Il ne nous manquait plus que ça : voilà que ce bon vieux Bond se met à faire dans le post-moderne : à lui les délices de la mise en abyme et de la métafiction ! Ce n'est d'ailleurs surement pas un hasard si pour une fois le réalisateur n'est pas un illustre inconnu : à 50 ans, forcément, on se met à réfléchir sur sa vie, son passé, et il est grand temps de se payer une rolex si on ne veut pas être suspecté d'avoir raté son entrée dans la maturité.
Dès le début du film (après une course poursuite encore plus folle que toutes les ouvertures précédentes) les choses nous sont clairement dites : si les héros sont fatigués, s'ils s'essoufflent, il faut les tuer. Quitte à les ressusciter, pour repartir sur de nouvelles bases. Changer pour que rien ne change, on connaît la chanson. Ici, elle nous est chantée sur fond d'effondrement : tout s'écroule, s'encastre, déraille, explose. Les méchants vivent dans des ruines, les gentils ne se nourissent plus que de regrets. Les fantômes règnent en maitre sur un monde nocturne où tout n'est que reflet. Il n'y a plus rien, plus personne à sauver.

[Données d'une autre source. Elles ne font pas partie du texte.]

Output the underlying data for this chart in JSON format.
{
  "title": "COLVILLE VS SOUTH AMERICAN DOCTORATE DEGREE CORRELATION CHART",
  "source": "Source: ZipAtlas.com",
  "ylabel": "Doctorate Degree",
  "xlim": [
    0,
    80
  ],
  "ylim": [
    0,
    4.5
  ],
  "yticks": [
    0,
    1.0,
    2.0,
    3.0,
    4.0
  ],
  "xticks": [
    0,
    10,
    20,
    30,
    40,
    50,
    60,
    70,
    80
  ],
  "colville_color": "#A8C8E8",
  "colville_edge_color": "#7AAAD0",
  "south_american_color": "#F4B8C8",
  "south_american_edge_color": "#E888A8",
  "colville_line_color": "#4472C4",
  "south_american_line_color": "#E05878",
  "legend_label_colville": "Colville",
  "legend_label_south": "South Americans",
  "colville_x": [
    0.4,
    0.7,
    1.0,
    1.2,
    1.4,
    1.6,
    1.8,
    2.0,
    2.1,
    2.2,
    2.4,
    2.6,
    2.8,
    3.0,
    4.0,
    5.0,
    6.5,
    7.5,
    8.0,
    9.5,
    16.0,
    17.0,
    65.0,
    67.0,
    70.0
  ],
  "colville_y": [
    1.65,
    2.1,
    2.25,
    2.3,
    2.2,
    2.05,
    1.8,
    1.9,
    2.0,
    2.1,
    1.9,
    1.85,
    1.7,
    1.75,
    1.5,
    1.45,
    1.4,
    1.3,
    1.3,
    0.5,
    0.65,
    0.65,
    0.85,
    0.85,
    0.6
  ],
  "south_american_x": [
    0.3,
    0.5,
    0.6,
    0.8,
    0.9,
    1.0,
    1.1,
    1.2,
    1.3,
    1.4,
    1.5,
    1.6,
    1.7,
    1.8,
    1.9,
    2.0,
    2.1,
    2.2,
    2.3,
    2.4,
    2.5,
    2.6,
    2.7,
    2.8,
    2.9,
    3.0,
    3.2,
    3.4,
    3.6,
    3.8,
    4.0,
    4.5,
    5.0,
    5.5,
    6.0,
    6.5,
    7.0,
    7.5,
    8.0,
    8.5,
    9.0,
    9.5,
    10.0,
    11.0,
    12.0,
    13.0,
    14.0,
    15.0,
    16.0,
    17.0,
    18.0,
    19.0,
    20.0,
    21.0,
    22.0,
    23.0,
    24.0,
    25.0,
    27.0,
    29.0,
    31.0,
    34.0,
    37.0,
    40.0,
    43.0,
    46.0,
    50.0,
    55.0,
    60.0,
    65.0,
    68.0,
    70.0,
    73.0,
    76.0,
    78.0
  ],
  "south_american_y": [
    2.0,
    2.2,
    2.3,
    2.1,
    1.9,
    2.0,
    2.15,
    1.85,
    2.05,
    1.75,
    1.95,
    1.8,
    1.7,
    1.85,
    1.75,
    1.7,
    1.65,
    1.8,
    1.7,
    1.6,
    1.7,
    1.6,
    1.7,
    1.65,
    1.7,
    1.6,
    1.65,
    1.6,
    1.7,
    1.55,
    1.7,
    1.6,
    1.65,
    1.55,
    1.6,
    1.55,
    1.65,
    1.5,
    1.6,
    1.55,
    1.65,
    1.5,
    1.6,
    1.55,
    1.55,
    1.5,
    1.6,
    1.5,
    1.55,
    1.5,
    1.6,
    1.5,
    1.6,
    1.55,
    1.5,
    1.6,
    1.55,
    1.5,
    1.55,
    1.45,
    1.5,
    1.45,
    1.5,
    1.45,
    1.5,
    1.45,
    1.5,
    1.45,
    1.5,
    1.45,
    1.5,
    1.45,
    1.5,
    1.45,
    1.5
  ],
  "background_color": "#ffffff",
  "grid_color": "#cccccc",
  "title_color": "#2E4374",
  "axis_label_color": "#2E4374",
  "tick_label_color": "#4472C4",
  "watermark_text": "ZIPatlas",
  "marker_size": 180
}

Et comme un refrain, vaguement monotone quand même, revient la même idée : Bond est vieux. Son visage est meurtri, affaissé, son corps est rouillé. Ses blagues tournent dans le vide, ses gestes tiennent plus du réflexe que de la pure combativité. Et comme tous les vieux, il radote, il se réfugie dans son passé, il regrette. C'était mieux avant ! On dirait que demain est un pari qui semble fatiguer d'avance 007 - et ses scénaristes - alors à la place, voilà qu'ils se piquent de penser. Comme si l'action ne se suffisait plus à elle même : il faut derrière des intentions. Avec cette histoire de vengeance (pas très originale) aux accents tragiques passablement plombants, c'est sur un bien triste constat que se conclut le 23e volet de la série : désormais tout se paye, notre époque n'a qu'un ennemi, le gratuit.